4

But clothes do not make the man and words do not make the book review. A book review must have a Structure, a Skeleton, if it be no more than the skeleton in the book closet. It must have a backbone and a bite. It must be able to stand erect and look the author in the face and tell him to go to the Home for Indigent Authors which the Authors’ League will build one of these days after it has met running expenses.

Our favorite book reviewer reviews the ordinary book in four lines and a semi-colon. Unusual books drain his vital energy to the extent of a paragraph and a half, three adjectives to the square inch.

He makes it a point to have one commendatory phrase and one derogatory phrase, which gives a nicely balanced, “on the one hand ... on the other hand” effect. He says that the book is attractively bound but badly printed; well-written but deficient in emotional intensity; full of action but weak in characterization; has a good plot but is devoid of style.
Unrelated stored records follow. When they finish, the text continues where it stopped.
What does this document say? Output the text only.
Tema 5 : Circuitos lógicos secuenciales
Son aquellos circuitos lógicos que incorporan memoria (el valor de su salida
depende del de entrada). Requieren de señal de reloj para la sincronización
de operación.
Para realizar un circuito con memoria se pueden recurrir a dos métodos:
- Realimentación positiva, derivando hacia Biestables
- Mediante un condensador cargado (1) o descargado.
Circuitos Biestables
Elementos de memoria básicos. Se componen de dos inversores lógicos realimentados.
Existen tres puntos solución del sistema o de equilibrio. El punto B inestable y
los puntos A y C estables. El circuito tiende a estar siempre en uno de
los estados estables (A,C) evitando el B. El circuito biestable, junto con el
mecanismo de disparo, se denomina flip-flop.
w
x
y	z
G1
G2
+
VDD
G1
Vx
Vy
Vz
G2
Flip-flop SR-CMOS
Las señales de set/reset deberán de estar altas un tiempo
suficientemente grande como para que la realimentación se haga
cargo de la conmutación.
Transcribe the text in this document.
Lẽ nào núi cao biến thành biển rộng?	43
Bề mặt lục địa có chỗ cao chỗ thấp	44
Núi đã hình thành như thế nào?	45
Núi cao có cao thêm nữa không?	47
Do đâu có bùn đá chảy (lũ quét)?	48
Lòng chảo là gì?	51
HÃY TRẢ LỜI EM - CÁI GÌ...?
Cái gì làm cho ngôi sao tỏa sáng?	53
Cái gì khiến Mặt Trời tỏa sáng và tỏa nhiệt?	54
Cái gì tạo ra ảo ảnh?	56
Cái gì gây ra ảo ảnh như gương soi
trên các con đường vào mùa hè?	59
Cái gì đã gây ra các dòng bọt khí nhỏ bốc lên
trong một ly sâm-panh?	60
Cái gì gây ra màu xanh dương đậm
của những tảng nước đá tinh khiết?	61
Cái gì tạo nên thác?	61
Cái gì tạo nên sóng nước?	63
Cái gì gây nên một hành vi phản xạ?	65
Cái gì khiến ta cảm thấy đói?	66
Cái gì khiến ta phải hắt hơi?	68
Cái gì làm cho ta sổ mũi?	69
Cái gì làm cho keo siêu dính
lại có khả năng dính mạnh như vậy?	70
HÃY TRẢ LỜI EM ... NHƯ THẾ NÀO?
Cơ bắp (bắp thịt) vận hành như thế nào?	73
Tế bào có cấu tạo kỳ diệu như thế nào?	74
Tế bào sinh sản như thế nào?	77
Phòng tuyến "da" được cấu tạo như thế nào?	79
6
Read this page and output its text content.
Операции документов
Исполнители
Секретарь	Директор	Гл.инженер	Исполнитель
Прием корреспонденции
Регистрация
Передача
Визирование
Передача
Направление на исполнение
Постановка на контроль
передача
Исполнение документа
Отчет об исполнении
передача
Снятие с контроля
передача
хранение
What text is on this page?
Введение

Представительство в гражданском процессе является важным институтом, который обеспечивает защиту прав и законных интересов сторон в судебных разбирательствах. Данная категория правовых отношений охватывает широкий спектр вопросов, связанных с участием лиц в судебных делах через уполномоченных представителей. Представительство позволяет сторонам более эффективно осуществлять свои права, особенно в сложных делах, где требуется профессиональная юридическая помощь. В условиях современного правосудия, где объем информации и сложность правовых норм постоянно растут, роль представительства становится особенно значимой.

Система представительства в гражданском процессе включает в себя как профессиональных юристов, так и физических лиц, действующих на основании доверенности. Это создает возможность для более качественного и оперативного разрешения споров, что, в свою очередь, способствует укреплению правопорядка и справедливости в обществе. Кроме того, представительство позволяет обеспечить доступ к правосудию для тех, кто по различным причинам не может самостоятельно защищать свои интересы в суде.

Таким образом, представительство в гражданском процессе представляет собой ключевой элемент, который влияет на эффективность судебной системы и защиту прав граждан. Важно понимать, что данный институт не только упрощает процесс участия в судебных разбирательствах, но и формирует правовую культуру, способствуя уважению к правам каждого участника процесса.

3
He reads all the books he reviews. Every little while he pounces upon a misquotation on page 438, or a misprint on page 279. Reviewers who do not read the books they review may chance upon such details while idly turning the uncut leaves or while looking at the back cover, but they never bring in three runs on the other side’s error. They spot the fact that the heroine’s mother, who was killed in a train accident in the fourth chapter, buys a refrigerator in the twenty-third chapter, and they indulge in an unpardonable witticism as to the heroine’s mother’s whereabouts after her demise. But the wrong accent on the Greek word in Chapter XVII gets by them; and as for the psychological impulse which led the hero to jump from Brooklyn Bridge on the Fourth of July they miss it entirely and betray their neglect of their duty by alluding to him as a poor devil crazed with the heat. The fact is, of course, that he did a Steve Brodie because he found something obscurely hateful in the Manhattan skyline. Day after day, while walking to his work on the Brooklyn Rapid Transit, he gazed at the saw-toothed outline of the buildings limned against the sky. Day by day his soul kept asking: “Why don’t they get a gold filling for that cavity between the Singer and Woolworth towers?” And he would ask himself despondently: “Is this what I live for?” And gradually he felt that it was not. He felt that it might be something to die about, however. And so, with the rashness of youth, he leaped. The George Meredith-Thomas Hardy irony came into the story when he was pulled out of the river by his rival in Dorinda’s affections, Gregory Anthracyte, owner of the magnificent steam yacht Chuggermugger.

So much for the anatomy of a book review. Put backbone into it. Read before you write. Look before you leap. Be just, be fair, be impartial; and when you damn, damn with faint praise, and when you praise, praise with faint damns. Be all things to all books. Remember the author. Review as you would be reviewed by. If a book is nothing in your life it may be the fault of your life. And it is always less expensive to revise your life than to revise the book. Your life is not printed from plates that cost a fortune to make and another fortune to throw away. “Life is too short to read inferior books,” eh? Books are too good to be guillotined by inferior lives—or inferior livers. Bacon said some books were to be digested, but he neglected to mention a cure for dyspeptics.